50) - No se trata aquí de complexión sino de la Vida Divina que somos.
51) - Lo anterior es la base jurídica del Orden de los Pueblos frente al estado actual de las cosas en el planeta. Cada uno tiene la obligación suficiente de emprender por sí mismo, aquí y ahora, todas las medidas necesarias para lograr, en un futuro muy próximo, la eficacia del Orden de los Pueblos para el bien de todos, dondequiera que se encuentren. Es rechazar con firmeza, con todas las fuerzas e irrevocablemente el camino de la desaparición. Hemos heredado de Nuestro Dios la vida, Su Vida, algo inconmensurable, debemos cuidarlo celosamente incondicionalmente. Es pues imperativo, por el peso sin precedentes de la Cosa y del Orden Divino de las Cosas, que nos comprende plena e infinitamente, mantener para siempre dentro de Nosotros la Verticalidad de nuestro Ser Munal inclinándonos ante él.

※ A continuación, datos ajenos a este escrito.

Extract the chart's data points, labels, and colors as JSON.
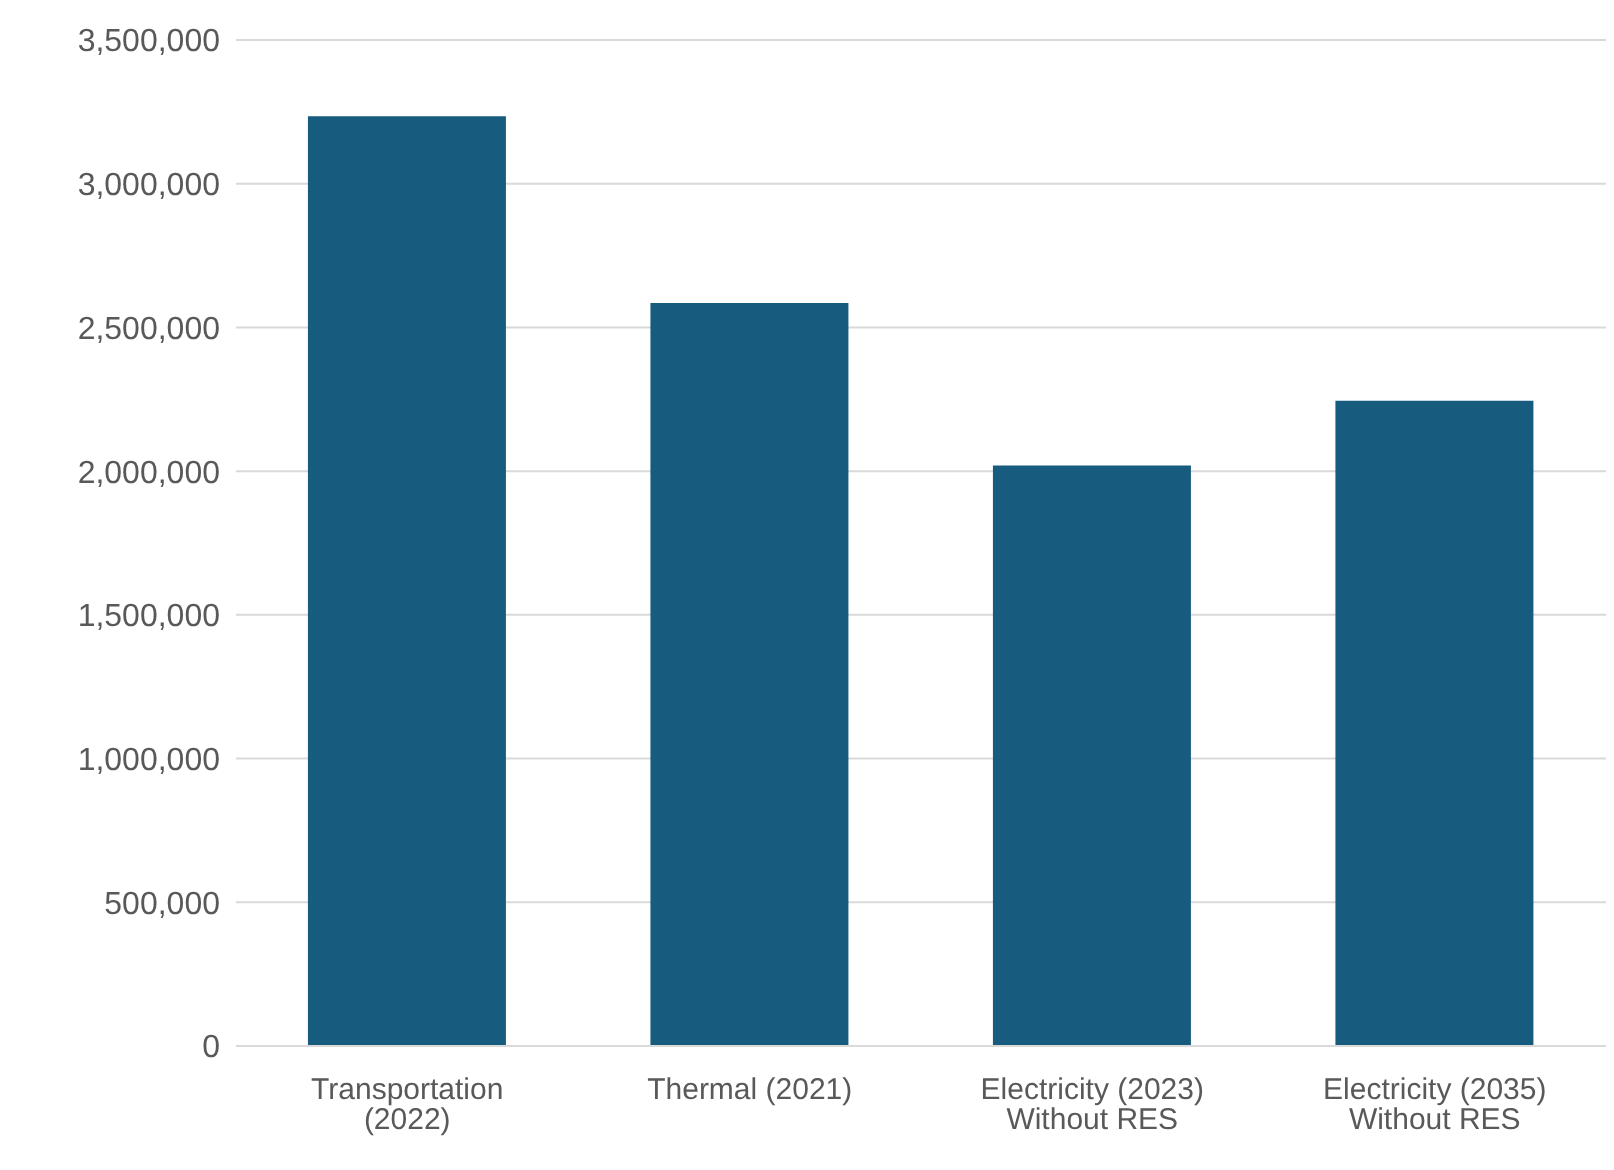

.52) - ..., etc., etc., etc.
¡Que el pueblo tome inmediatamente las riendas y se constituya en un Estado según el modelo de Su Majestad el Emperador Eterno Jean Jacques Dessalines, para estar en perfecta armonía consigo mismo y evitar para siempre el camino de la desaparición! Es evidente que contra ellos se ha erigido el actual sistema de gobierno. Su objetivo es inmovilizarlos en interés de unos pocos y está en camino de lograrlo. La prueba es que sólo un poderoso entre ellos se permite hablar abiertamente de poner sus manos sobre las personas y lo que poseen, para luego actuar en completa paz sin que nadie diga una sola palabra. Parece que el planeta es un desierto o un cementerio. El ser no está en uno mismo sino en alguien distinto de uno mismo. La gente está siendo aplastada por todos los medios, incluidas severas sanciones económicas y bombas; incluso los ancianos, los niños pequeños y los bebés se salvan, a pesar de los asesinos. Asesinan en público, abiertamente y entre aplausos. Los asesinos son hombres respetables y respetados, hombres de gran valor, hombres honrados en todos los sentidos, hombres modelo. Damos y soportamos la muerte en la plaza pública y nos presentamos como nobles y como modelo único. ¿Qué es este planeta?
El Decreto está vigente a partir de hoy jueves 1 de marzo de 2026.
Por la Casa Imperial de Dessalines, el Imperio de Ayti, el Imperio Eterno de Tóya-Dessalines, el Imperio de la Gwqmunialidad, que el enemigo y su pandilla, presentes en Nuestro Territorio Imperial, creían erróneamente haber sido devorados para siempre:
SAR Su Majestad el Príncipe Weber Tiécoura Dessalines D'Orléans Charles Jean Baptiste, 7º de la Generación de la Pareja Imperial, Marie Claire Heureuse Félicité Bonheur y Jean Jacques Dessalines, 3º de la línea de Emperadores de AYITI, y Garante de la unidad del lakort, la Orden de los Nous y el Imperio Tóya-Dessalines, Especialista y profesor de ciencia política, teórico de la política, particularmente de la blancura, y teórico del municipio, es decir, el existencialismo VudUn.